Pimpinan Salah Satu Ponpes di Kukar Pastikan Tak Ada Tebang Pilih dalam Kasus Pencabulan
teks : Suasana RDP bersama pihak ponpes di DPRD Kukar
Mediamahakam.com, KUTAI KARTANEGARA – Suasana rapat dengar pendapat antara Komisi IV DPRD Kutai Kartanegara (Kukar) dengan pihak Pondok Pesantren Ibadurrohman pada Selasa (26/8/2025) menyisakan pernyataan yang sarat makna.
Pimpinan ponpes, Elwansyah Elham, menegaskan sikapnya terkait kasus pencabulan yang menyeret oknum di lingkungan pendidikan yang ia pimpin.
Elwansyah tidak menutupi kenyataan pahit bahwa pelaku merupakan anak kandungnya sendiri. Namun, ia menyatakan tidak ada ruang untuk pilih kasih dalam menyikapi perkara hukum.
“Dia anak didik, dia juga anak saya, anak kandung. Sehingga kita mengambilnya lebih tegas lagi untuk menjadi contoh sama yang lain, bahwa di Ibadurrohman itu tidak ada hukum yang disebut dengan tebang pilih,” ucapnya.
Kasus ini bukan pertama kali mencuat. Pada tahun 2021, dugaan serupa juga pernah terjadi di ponpes yang sama. Elwansyah membenarkan hal itu, meski saat itu pihaknya menemui jalan buntu.
“Kita sudah sampaikan bahwa kita sudah ambil tindakan, tetapi karena dia tidak mengaku, nah itu jadi kita sulit mengambil langkah-langkahnya,” jelasnya.
Menurutnya, berbagai langkah telah ditempuh sejak saat itu.

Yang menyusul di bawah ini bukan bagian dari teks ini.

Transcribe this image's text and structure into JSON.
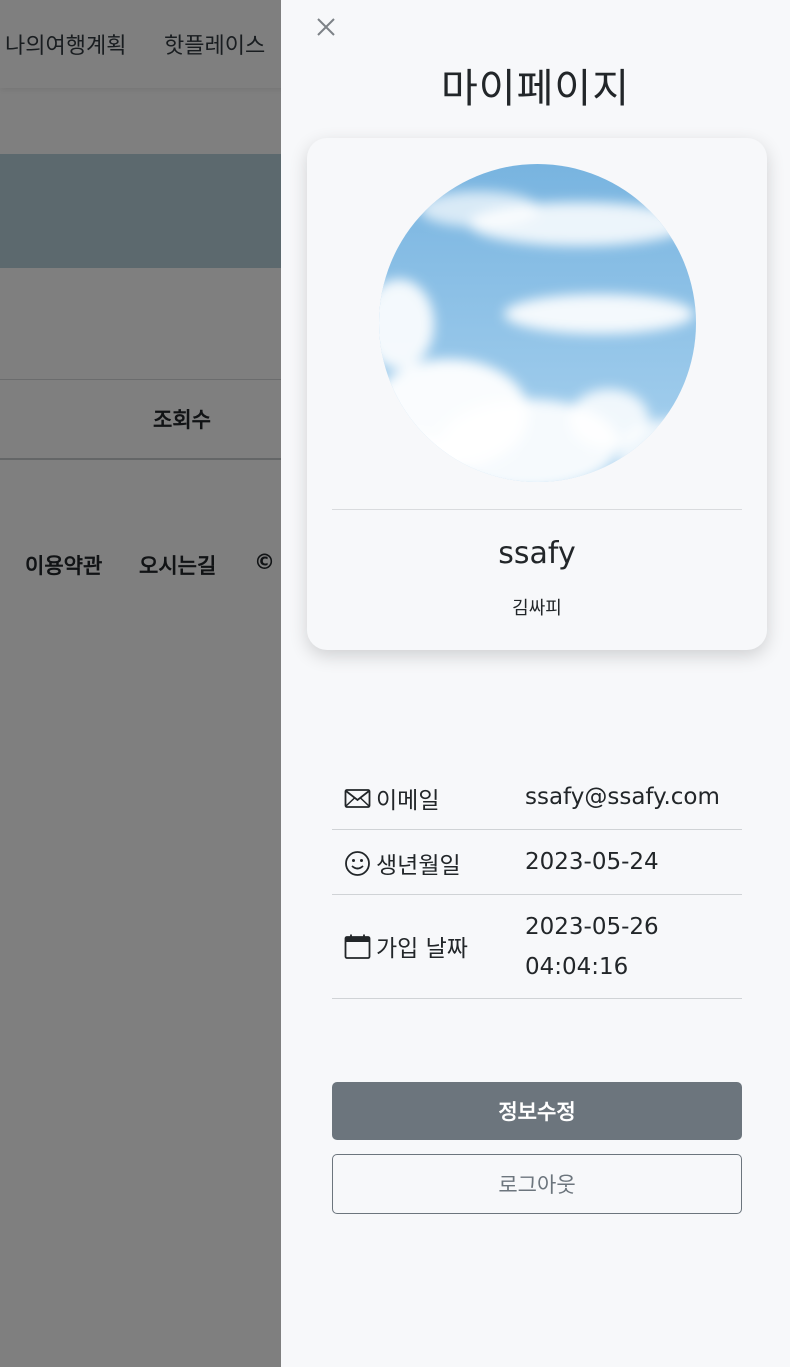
{
  "background": {
    "nav_items": [
      "나의여행계획",
      "핫플레이스"
    ],
    "table_header": "조회수",
    "footer_items": [
      "이용약관",
      "오시는길",
      "©"
    ]
  },
  "mypage": {
    "title": "마이페이지",
    "close_icon": "close-icon",
    "user_id": "ssafy",
    "user_name": "김싸피",
    "info": [
      {
        "icon": "envelope-icon",
        "label": "이메일",
        "value": "ssafy@ssafy.com"
      },
      {
        "icon": "smile-icon",
        "label": "생년월일",
        "value": "2023-05-24"
      },
      {
        "icon": "calendar-icon",
        "label": "가입 날짜",
        "value": "2023-05-26 04:04:16"
      }
    ],
    "edit_button": "정보수정",
    "logout_button": "로그아웃"
  }
}
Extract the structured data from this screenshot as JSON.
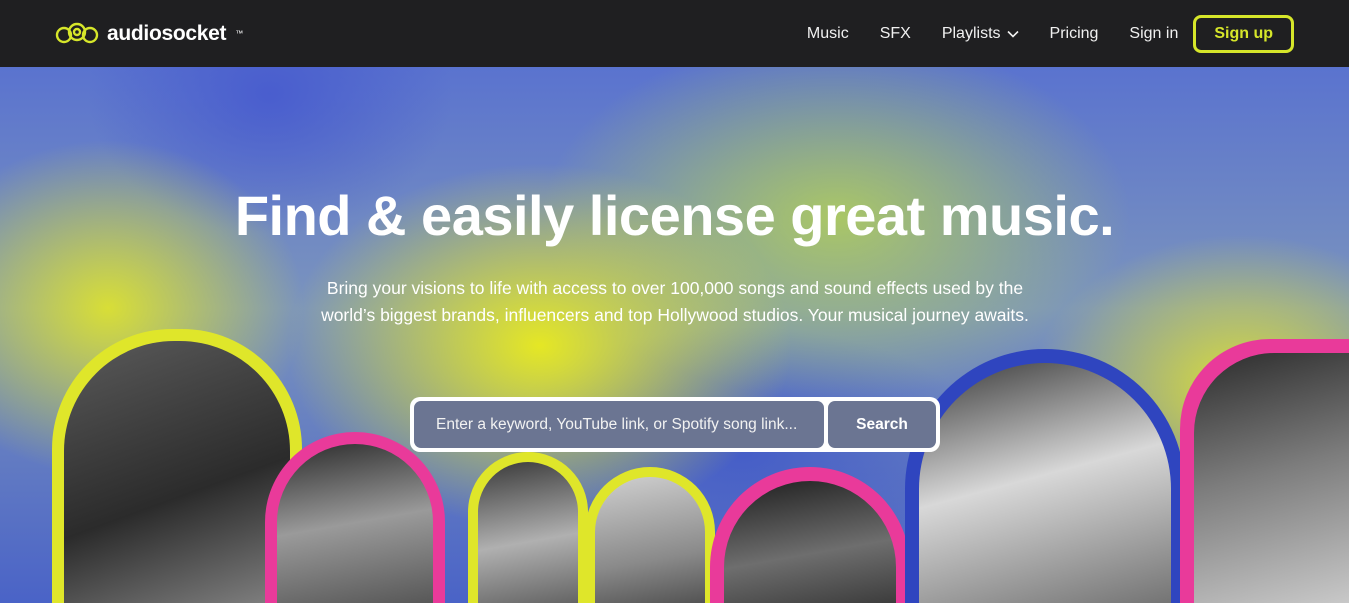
{
  "brand": {
    "name": "audiosocket",
    "tm": "™",
    "accent": "#d6e62a"
  },
  "nav": {
    "links": [
      {
        "label": "Music"
      },
      {
        "label": "SFX"
      },
      {
        "label": "Playlists",
        "dropdown": true,
        "icon": "chevron-down-icon"
      },
      {
        "label": "Pricing"
      },
      {
        "label": "Sign in"
      }
    ],
    "signup_label": "Sign up"
  },
  "hero": {
    "headline": "Find & easily license great music.",
    "subtitle": "Bring your visions to life with access to over 100,000 songs and sound effects used by the world’s biggest brands, influencers and top Hollywood studios. Your musical journey awaits.",
    "search": {
      "placeholder": "Enter a keyword, YouTube link, or Spotify song link...",
      "value": "",
      "button_label": "Search"
    },
    "outline_colors": {
      "yellow": "#dfe62a",
      "pink": "#e93a9a",
      "blue": "#2f45bf"
    }
  }
}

Pemanggilan, asesmen, hingga upaya klarifikasi dilakukan, namun pelaku tetap tak mau mengakui perbuatannya. Situasi tersebut membuat pihaknya kesulitan mengungkap kebenaran, hingga kasus baru kembali muncul di tahun ini.
Di tengah sorotan publik, muncul wacana pembekuan bahkan penutupan lembaga pendidikan tersebut. Elwansyah menyatakan kesiapannya mengikuti prosedur yang berlaku.
“Untuk sementara ini kita akan mengikuti mekanisme. Dinamikanya kita ikuti karena kita tadi sudah bersifat kooperatif, jadi kita menunggu dan juga kita mengikuti semua langkah-langkah yang sudah dilalui,” ujarnya.
Ia menambahkan bahwa keterbukaan ini menjadi pelajaran penting, bukan hanya bagi keluarga maupun ponpes, tetapi juga bagi dunia pendidikan di Kukar agar kasus serupa tidak lagi terulang.